Using this we can substitute in the denominator of the above equation.
\[\sqrt {\dfrac{{{{(1 + \sin A)}^2}}}{{{{\cos }^2}A}}} = \sec A + \tan A\]
\[ \Rightarrow \sqrt {{{(\dfrac{{1 + \sin {A^{}}}}{{{{\cos }^{}}A}})}^2}} = \sec A + \tan A\]

Now we have, $\sqrt {{x^2}} = x$ if and only if $x \geqslant 0$.
So, \[\sqrt {{{(\dfrac{{1 + \sin {A^{}}}}{{{{\cos }^{}}A}})}^2}} = \dfrac{{1 + \sin A}}{{\cos A}}\] if and only if \[\dfrac{{1 + \sin A}}{{\cos A}} \geqslant 0\]

If \[\sqrt {{{(\dfrac{{1 + \sin {A^{}}}}{{{{\cos }^{}}A}})}^2}} = \dfrac{{1 + \sin A}}{{\cos A}}\], then
\[\sqrt {{{(\dfrac{{1 + \sin {A^{}}}}{{{{\cos }^{}}A}})}^2}} = \dfrac{1}{{\cos A}} + \dfrac{{\sin A}}{{\cos A}}\]
\[ \Rightarrow \sqrt {{{(\dfrac{{1 + \sin {A^{}}}}{{{{\cos }^{}}A}})}^2}} = \sec A + \tan A\], which is our result.
So this result holds when \[\sqrt {{{(\dfrac{{1 + \sin {A^{}}}}{{{{\cos }^{}}A}})}^2}} = \dfrac{{1 + \sin A}}{{\cos A}}\], that is when,\[\dfrac{{1 + \sin A}}{{\cos A}} \geqslant 0\]
We have $\sin A,\cos A \in [ - 1,1]$
$\therefore 1 + \sin A \geqslant 0$
But $\cos A$ can be negative as well.
So, we have to eliminate the values of $A$ for which $\cos A$ is negative.
$\cos A < 0,A \in (90^\circ ,270^\circ )$, which are the second and third quadrant.
So, for every $A \in (0,{90^ \circ }) \cup (270^\circ ,{360^ \circ })$, \[\dfrac{{1 + \sin A}}{{\cos A}} \geqslant 0\]
This means \[\sqrt {\dfrac{{1 + \sin A}}{{1 - \sin A}}} = \sec A + \tan A\] holds if, $A \in (0,{90^ \circ }) \cup (270^\circ ,{360^ \circ })$ the first and fourth quadrant.

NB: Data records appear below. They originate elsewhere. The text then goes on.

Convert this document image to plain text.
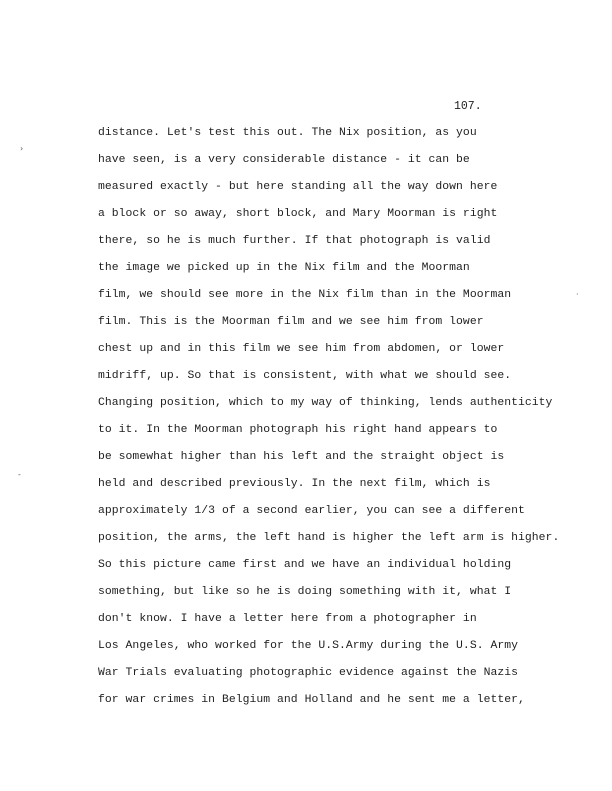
107.
distance. Let's test this out. The Nix position, as you
have seen, is a very considerable distance - it can be
measured exactly - but here standing all the way down here
a block or so away, short block, and Mary Moorman is right
there, so he is much further. If that photograph is valid
the image we picked up in the Nix film and the Moorman
film, we should see more in the Nix film than in the Moorman
film. This is the Moorman film and we see him from lower
chest up and in this film we see him from abdomen, or lower
midriff, up. So that is consistent, with what we should see.
Changing position, which to my way of thinking, lends authenticity
to it. In the Moorman photograph his right hand appears to
be somewhat higher than his left and the straight object is
held and described previously. In the next film, which is
approximately 1/3 of a second earlier, you can see a different
position, the arms, the left hand is higher the left arm is higher.
So this picture came first and we have an individual holding
something, but like so he is doing something with it, what I
don't know. I have a letter here from a photographer in
Los Angeles, who worked for the U.S.Army during the U.S. Army
War Trials evaluating photographic evidence against the Nazis
for war crimes in Belgium and Holland and he sent me a letter,
›
·
-
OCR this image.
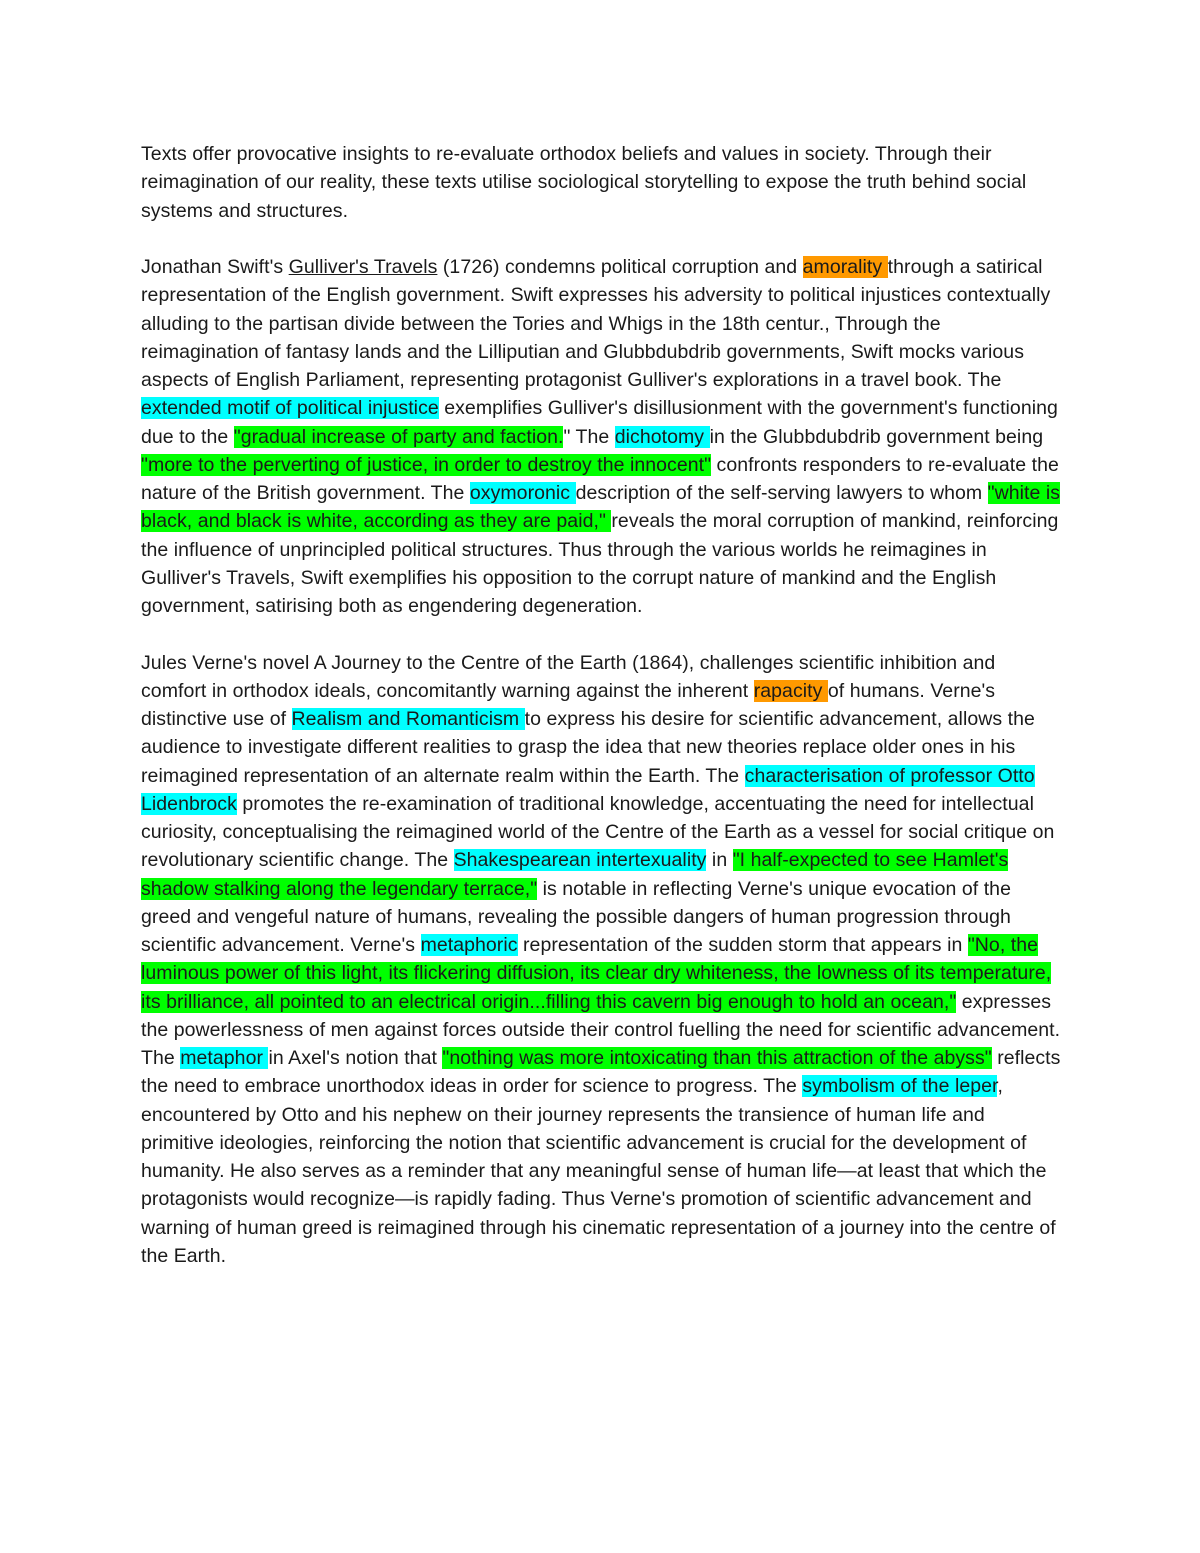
Texts offer provocative insights to re-evaluate orthodox beliefs and values in society. Through their reimagination of our reality, these texts utilise sociological storytelling to expose the truth behind social systems and structures.

Jonathan Swift's Gulliver's Travels (1726) condemns political corruption and amorality through a satirical representation of the English government. Swift expresses his adversity to political injustices contextually alluding to the partisan divide between the Tories and Whigs in the 18th centur., Through the reimagination of fantasy lands and the Lilliputian and Glubbdubdrib governments, Swift mocks various aspects of English Parliament, representing protagonist Gulliver's explorations in a travel book. The extended motif of political injustice exemplifies Gulliver's disillusionment with the government's functioning due to the "gradual increase of party and faction." The dichotomy in the Glubbdubdrib government being "more to the perverting of justice, in order to destroy the innocent" confronts responders to re-evaluate the nature of the British government. The oxymoronic description of the self-serving lawyers to whom "white is black, and black is white, according as they are paid," reveals the moral corruption of mankind, reinforcing the influence of unprincipled political structures. Thus through the various worlds he reimagines in Gulliver's Travels, Swift exemplifies his opposition to the corrupt nature of mankind and the English government, satirising both as engendering degeneration.

Jules Verne's novel A Journey to the Centre of the Earth (1864), challenges scientific inhibition and comfort in orthodox ideals, concomitantly warning against the inherent rapacity of humans. Verne's distinctive use of Realism and Romanticism to express his desire for scientific advancement, allows the audience to investigate different realities to grasp the idea that new theories replace older ones in his reimagined representation of an alternate realm within the Earth. The characterisation of professor Otto Lidenbrock promotes the re-examination of traditional knowledge, accentuating the need for intellectual curiosity, conceptualising the reimagined world of the Centre of the Earth as a vessel for social critique on revolutionary scientific change. The Shakespearean intertexuality in "I half-expected to see Hamlet's shadow stalking along the legendary terrace," is notable in reflecting Verne's unique evocation of the greed and vengeful nature of humans, revealing the possible dangers of human progression through scientific advancement. Verne's metaphoric representation of the sudden storm that appears in "No, the luminous power of this light, its flickering diffusion, its clear dry whiteness, the lowness of its temperature, its brilliance, all pointed to an electrical origin...filling this cavern big enough to hold an ocean," expresses the powerlessness of men against forces outside their control fuelling the need for scientific advancement. The metaphor in Axel's notion that "nothing was more intoxicating than this attraction of the abyss" reflects the need to embrace unorthodox ideas in order for science to progress. The symbolism of the leper, encountered by Otto and his nephew on their journey represents the transience of human life and primitive ideologies, reinforcing the notion that scientific advancement is crucial for the development of humanity. He also serves as a reminder that any meaningful sense of human life—at least that which the protagonists would recognize—is rapidly fading. Thus Verne's promotion of scientific advancement and warning of human greed is reimagined through his cinematic representation of a journey into the centre of the Earth.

$\therefore $ The answer is option C.

Note:
Here we find the favourable values of $A$ by considering where $1 + \sin A$ and $\cos A$ are positive. If the expression inside the root symbol was positive always then we can simplify $\sqrt {{x^2}} $ to $x$ directly. If so, the equation holds in every quadrant.